Comparison of observed and simulated climatologies over High Mountain Asia glaciers : central Himalaya versus Pamir regions

Supervisor and Institute : María Santolaria-Otín, Institut des Géosciences de l’Environnement

Educational background : Ongoing M1 in Climate Sciences, Hydrology, or equivalent.

Key words : regional modeling - model evaluation - High Mountain Asia

Durée du stage : 8-12 weeks flexible from 01/04/2025 to 30/06/2025

Challenge : Climate change in High Mountain Asia (HMA) is largely uncertain because the lack of local observations does not allow a proper estimation of long-term trends. The complex topography induces marked heterogeneities of atmospheric variables in an area exposed to the influence of both the Asian monsoons and the Western disturbances, two circulation patterns that show considerable variability from daily to decadal timescales.Thus, simulating climate variability in HMA is a significant challenge.

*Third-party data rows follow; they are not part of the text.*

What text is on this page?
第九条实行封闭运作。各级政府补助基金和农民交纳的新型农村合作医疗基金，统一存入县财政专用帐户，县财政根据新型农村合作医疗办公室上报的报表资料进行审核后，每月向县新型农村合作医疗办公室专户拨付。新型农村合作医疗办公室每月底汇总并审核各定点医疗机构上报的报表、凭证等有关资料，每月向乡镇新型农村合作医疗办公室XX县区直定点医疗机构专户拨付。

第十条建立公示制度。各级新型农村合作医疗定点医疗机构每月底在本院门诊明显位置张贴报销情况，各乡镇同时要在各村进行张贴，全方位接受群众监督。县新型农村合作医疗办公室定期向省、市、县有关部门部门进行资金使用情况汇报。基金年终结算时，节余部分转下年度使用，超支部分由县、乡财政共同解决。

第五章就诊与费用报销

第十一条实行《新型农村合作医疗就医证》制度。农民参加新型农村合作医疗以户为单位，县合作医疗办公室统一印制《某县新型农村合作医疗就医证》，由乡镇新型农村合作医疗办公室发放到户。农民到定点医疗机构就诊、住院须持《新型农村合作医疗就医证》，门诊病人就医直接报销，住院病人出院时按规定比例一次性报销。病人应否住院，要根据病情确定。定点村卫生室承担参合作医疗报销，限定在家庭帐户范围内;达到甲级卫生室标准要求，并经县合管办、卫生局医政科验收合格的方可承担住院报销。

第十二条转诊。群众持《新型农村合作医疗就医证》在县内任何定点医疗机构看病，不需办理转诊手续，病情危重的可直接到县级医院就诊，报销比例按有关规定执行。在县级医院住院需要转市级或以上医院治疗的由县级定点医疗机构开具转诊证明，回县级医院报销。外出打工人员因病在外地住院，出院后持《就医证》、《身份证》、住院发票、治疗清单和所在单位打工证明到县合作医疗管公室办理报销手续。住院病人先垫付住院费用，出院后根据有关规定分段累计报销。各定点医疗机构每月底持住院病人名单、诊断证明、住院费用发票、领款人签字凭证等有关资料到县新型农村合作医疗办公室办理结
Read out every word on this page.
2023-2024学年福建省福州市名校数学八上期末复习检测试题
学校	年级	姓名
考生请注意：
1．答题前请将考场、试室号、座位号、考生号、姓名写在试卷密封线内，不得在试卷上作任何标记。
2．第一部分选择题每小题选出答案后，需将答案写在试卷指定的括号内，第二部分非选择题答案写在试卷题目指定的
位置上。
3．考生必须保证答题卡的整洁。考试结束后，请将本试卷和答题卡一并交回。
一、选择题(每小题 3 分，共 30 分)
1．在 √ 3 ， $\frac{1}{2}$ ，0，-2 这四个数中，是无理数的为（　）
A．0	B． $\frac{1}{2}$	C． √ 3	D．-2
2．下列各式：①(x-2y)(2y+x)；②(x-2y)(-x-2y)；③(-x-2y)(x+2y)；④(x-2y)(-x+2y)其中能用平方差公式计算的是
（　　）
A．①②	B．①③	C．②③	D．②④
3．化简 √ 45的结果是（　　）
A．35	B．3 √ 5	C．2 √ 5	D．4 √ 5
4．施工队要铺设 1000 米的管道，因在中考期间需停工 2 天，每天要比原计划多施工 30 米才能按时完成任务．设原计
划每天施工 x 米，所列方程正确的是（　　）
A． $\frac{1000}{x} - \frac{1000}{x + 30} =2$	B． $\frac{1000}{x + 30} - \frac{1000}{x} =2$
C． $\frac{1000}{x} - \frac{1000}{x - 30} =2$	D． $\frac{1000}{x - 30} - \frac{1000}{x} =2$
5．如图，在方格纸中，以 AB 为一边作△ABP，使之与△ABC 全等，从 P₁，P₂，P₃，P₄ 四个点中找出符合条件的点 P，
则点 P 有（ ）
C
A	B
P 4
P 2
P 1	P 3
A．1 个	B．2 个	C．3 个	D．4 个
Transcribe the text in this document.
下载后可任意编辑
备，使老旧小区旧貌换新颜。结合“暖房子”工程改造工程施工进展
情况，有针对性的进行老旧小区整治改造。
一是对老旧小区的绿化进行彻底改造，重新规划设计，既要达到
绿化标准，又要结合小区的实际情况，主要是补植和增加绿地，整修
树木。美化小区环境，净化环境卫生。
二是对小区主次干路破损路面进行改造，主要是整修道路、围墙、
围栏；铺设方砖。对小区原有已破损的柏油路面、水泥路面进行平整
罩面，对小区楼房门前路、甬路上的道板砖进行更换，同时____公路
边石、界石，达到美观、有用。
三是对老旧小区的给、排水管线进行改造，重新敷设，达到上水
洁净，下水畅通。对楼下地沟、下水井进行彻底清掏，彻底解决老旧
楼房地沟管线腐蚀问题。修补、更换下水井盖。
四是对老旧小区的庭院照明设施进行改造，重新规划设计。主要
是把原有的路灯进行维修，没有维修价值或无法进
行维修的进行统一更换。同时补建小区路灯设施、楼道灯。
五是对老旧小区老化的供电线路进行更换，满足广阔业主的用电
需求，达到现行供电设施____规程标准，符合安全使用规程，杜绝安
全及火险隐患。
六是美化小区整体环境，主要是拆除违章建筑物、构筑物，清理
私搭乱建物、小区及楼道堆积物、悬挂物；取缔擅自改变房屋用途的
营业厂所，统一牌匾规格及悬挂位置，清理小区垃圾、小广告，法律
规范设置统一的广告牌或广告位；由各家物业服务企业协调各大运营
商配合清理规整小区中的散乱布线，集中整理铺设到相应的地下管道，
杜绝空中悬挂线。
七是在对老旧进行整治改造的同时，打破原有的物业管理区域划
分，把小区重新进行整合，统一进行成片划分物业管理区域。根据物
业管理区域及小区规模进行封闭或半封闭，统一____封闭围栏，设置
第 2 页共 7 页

Current Earth System Models Models and their derived atmospheric and surface reanalyses exhibit strong biases over HMA (Lalande et al., 2021), primarily due to their coarse resolution and rudimentary snow physics, which are still inadequate for representing the complexities of mountainous terrain. To address this limitation, an ensemble of high-resolution regional simulations over HMA covering the last decades are currently produced using the regional climate model MAR (Gallée and Schayes, 1994) developed for cryospheric environments.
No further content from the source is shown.